Ética empresarial: uma contradição em termos?
por Peter Nadas*

Todas as vezes em que, ao conversar com amigos, menciono a expressão ética empresarial, os sorrisos irônicos aparecem imediatamente nos lábios: Será que existe isso? - perguntam-me eles. Existe aí uma contradição, acrescentam geralmente. O mundo da empresa é voltado para os lucros, o que vale é o resultado final, tudo se justifica em função deste fim. Logo, onde o fim justifica os meios, não se pode falar em ética.

Os oligopólios, os acordos de preços secretos, as concorrências públicas fajutas, a corrupção ativa e passiva, os conflitos de interesse, a propaganda enganosa, a inobservância das leis, a poluição, a sonegação...... as Enron, as Parmalat da vida....tudo isso me leva a uma pergunta: onde está a ética?

Pobre amigo, tira o cavalinho da chuva! Ética e empresa simplesmente não podem conviver!, respondem meus amigos. E eu chego a perguntar aos meus botões: será que este cinismo, este conformismo diante de uma situação tão inquietante não será procedente? Será que meus amigos têm razão?

Acho que essas atitudes decorrem de um erro de perspectiva. Todos esses meus amigos, que de uma forma ou de outra estão ligados a alguma empresa, condenam amargamente aquelas situações de falta de ética, mas as atribuem à empresa, que assim eles usam como uma espécie de biombo moral. Na minha casa, na minha família, eu não admito essas faltas com a moralidade. A minha vida pessoal é um lago sereno e transparente. Mas na empresa, você sabe como é...

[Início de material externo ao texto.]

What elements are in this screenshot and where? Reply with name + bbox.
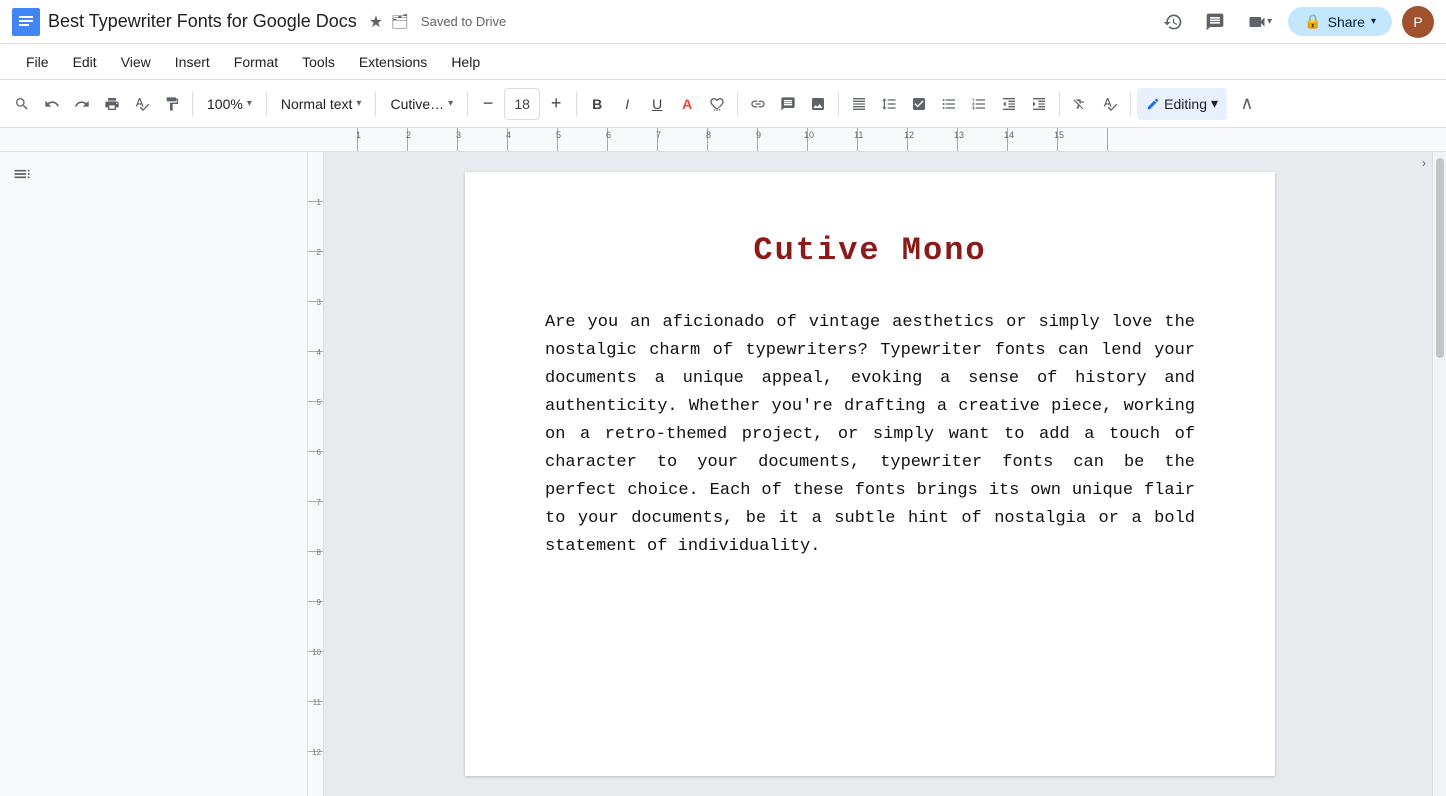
link-button[interactable] (744, 88, 772, 120)
meet-chevron[interactable]: ▾ (1267, 16, 1272, 27)
cloud-save: Saved to Drive (421, 14, 506, 29)
toolbar: 100% ▾ Normal text ▾ Cutive… ▾ − 18 + B … (0, 80, 1446, 128)
vertical-ruler: 1 2 3 4 5 6 7 8 9 10 11 12 13 14 (308, 152, 324, 796)
scroll-thumb[interactable] (1436, 158, 1444, 358)
menu-help[interactable]: Help (441, 50, 490, 74)
left-sidebar (0, 152, 308, 796)
underline-button[interactable]: U (643, 88, 671, 120)
ruler: 1 2 3 4 5 6 7 8 9 10 11 12 13 14 15 (0, 128, 1446, 152)
meet-button[interactable]: ▾ (1241, 6, 1278, 38)
checklist-button[interactable] (905, 88, 933, 120)
document-body[interactable]: Are you an aficionado of vintage aesthet… (545, 309, 1195, 561)
document-heading: Cutive Mono (545, 232, 1195, 269)
scrollbar[interactable] (1432, 152, 1446, 796)
sep5 (576, 92, 577, 116)
sep7 (838, 92, 839, 116)
text-color-button[interactable]: A (673, 88, 701, 120)
style-dropdown[interactable]: Normal text ▾ (273, 88, 370, 120)
spellcheck-button[interactable] (128, 88, 156, 120)
align-button[interactable] (845, 88, 873, 120)
image-button[interactable] (804, 88, 832, 120)
indent-dec-button[interactable] (995, 88, 1023, 120)
menu-tools[interactable]: Tools (292, 50, 345, 74)
star-icon[interactable]: ★ (369, 12, 383, 32)
share-button[interactable]: 🔒 Share ▾ (1288, 7, 1392, 36)
folder-icon[interactable]: 🗂 (391, 13, 409, 30)
lock-icon: 🔒 (1304, 13, 1321, 30)
font-size-increase[interactable]: + (542, 88, 570, 120)
spelling-button[interactable] (1096, 88, 1124, 120)
ruler-content: 1 2 3 4 5 6 7 8 9 10 11 12 13 14 15 (308, 128, 1118, 152)
sep3 (375, 92, 376, 116)
paint-format-button[interactable] (158, 88, 186, 120)
redo-button[interactable] (68, 88, 96, 120)
font-size-input[interactable]: 18 (504, 88, 540, 120)
avatar[interactable]: P (1402, 6, 1434, 38)
share-chevron[interactable]: ▾ (1371, 16, 1376, 27)
sep4 (467, 92, 468, 116)
italic-button[interactable]: I (613, 88, 641, 120)
page[interactable]: Cutive Mono Are you an aficionado of vin… (465, 172, 1275, 776)
outline-icon[interactable] (0, 152, 307, 201)
docs-icon (12, 8, 40, 36)
editing-label: Editing (1164, 96, 1207, 112)
highlight-button[interactable] (703, 88, 731, 120)
doc-container[interactable]: Cutive Mono Are you an aficionado of vin… (324, 152, 1416, 796)
font-dropdown[interactable]: Cutive… ▾ (382, 88, 461, 120)
main-area: 1 2 3 4 5 6 7 8 9 10 11 12 13 14 Cutive … (0, 152, 1446, 796)
editing-dropdown[interactable]: Editing ▾ (1137, 88, 1227, 120)
sep2 (266, 92, 267, 116)
undo-button[interactable] (38, 88, 66, 120)
search-button[interactable] (8, 88, 36, 120)
numbered-list-button[interactable] (965, 88, 993, 120)
sep9 (1130, 92, 1131, 116)
clear-format-button[interactable] (1066, 88, 1094, 120)
expand-icon[interactable]: › (1422, 156, 1426, 170)
menu-extensions[interactable]: Extensions (349, 50, 437, 74)
history-button[interactable] (1157, 6, 1189, 38)
menu-edit[interactable]: Edit (63, 50, 107, 74)
line-spacing-button[interactable] (875, 88, 903, 120)
doc-title[interactable]: Best Typewriter Fonts for Google Docs (48, 11, 357, 32)
menu-bar: File Edit View Insert Format Tools Exten… (0, 44, 1446, 80)
indent-inc-button[interactable] (1025, 88, 1053, 120)
sep8 (1059, 92, 1060, 116)
menu-insert[interactable]: Insert (165, 50, 220, 74)
right-edge[interactable]: › (1416, 152, 1432, 796)
menu-file[interactable]: File (16, 50, 59, 74)
comment-button[interactable] (774, 88, 802, 120)
zoom-dropdown[interactable]: 100% ▾ (199, 88, 260, 120)
print-button[interactable] (98, 88, 126, 120)
sep6 (737, 92, 738, 116)
bullet-list-button[interactable] (935, 88, 963, 120)
menu-view[interactable]: View (111, 50, 161, 74)
font-size-decrease[interactable]: − (474, 88, 502, 120)
toolbar-collapse[interactable]: ∧ (1233, 88, 1261, 120)
comments-button[interactable] (1199, 6, 1231, 38)
share-label: Share (1328, 14, 1365, 30)
menu-format[interactable]: Format (224, 50, 288, 74)
editing-chevron[interactable]: ▾ (1211, 95, 1218, 112)
title-bar: Best Typewriter Fonts for Google Docs ★ … (0, 0, 1446, 44)
bold-button[interactable]: B (583, 88, 611, 120)
sep1 (192, 92, 193, 116)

Na moderna vida urbana deste começo de milênio, todos nós pertencemos, ao mesmo tempo, a um grande número de comunidades, de ambientes. Em casa, vestimos o chapéu do pai ou da mãe de família. No trabalho, o do empregado, o do executivo ou o do patrão. No clube, o boné de atleta. Na igreja, somos os piedosos fiéis. No ônibus, no metrô, o passageiro sisudo; na rua, o pedestre indiferente o ou motorista nervoso. O mal está em que, junto com o chapéu, trocamos também as nossas hierarquias de valores, conforme o ambiente em que estamos. Talvez porque, em nenhum momento de nossa vida, nessa frenética luta pela sobrevivência (ou pela satisfação da nossa sede de ter mais) tivemos acesso a um conjunto de valores realmente firme, que pudesse servir de base às nossas atitudes, qualquer que seja o contexto em que nos encontremos.

Um falso respeito ao pretenso pluralismo de nossa sociedade nos leva a ter vergonha de tratar desses valores com aqueles que nos cercam, ou então, reagimos com ironia e cinismo a qualquer alusão à ética. Quando muito, adotamos atitudes éticas, não por uma profunda convicção do que é certo e do que é errado, mas pelo medo de sermos “flagrados” em alguma ilegalidade ou transgressão. Pensamos que basta cumprir a lei para sermos éticos, como se a ética fosse algo que vem de fora de nós, que são os “outros”, e não a nossa consciência, que nos dizem o que devemos fazer, como nos devemos comportar.

Realmente, os meus amigos têm um pouco de razão. Enquanto não percebermos que a ética empresarial é fruto e conseqüência das convicções éticas de todos aqueles que formam a empresa, ou seja, nós mesmos, enquanto nos postos de comando e nos processos de tomada de decisão não houver pessoas que façam prevalecer a firme vontade de agir eticamente nos negócios, haverá sempre uma dicotomia, uma contradição, em termos, entre empresa e ética. E enquanto nas nossas famílias, nas nossas escolas - do primeiro grau à universidade - não se transmitir outro valor que não seja o de "levar vantagem em tudo", continuaremos, infelizmente, a sorrir ironicamente quando se falar em ética empresarial.

*Peter Nadas é presidente do Conselho de Curadores da FIDES - Fundação Instituto de Desenvolvimento Empresarial e Social.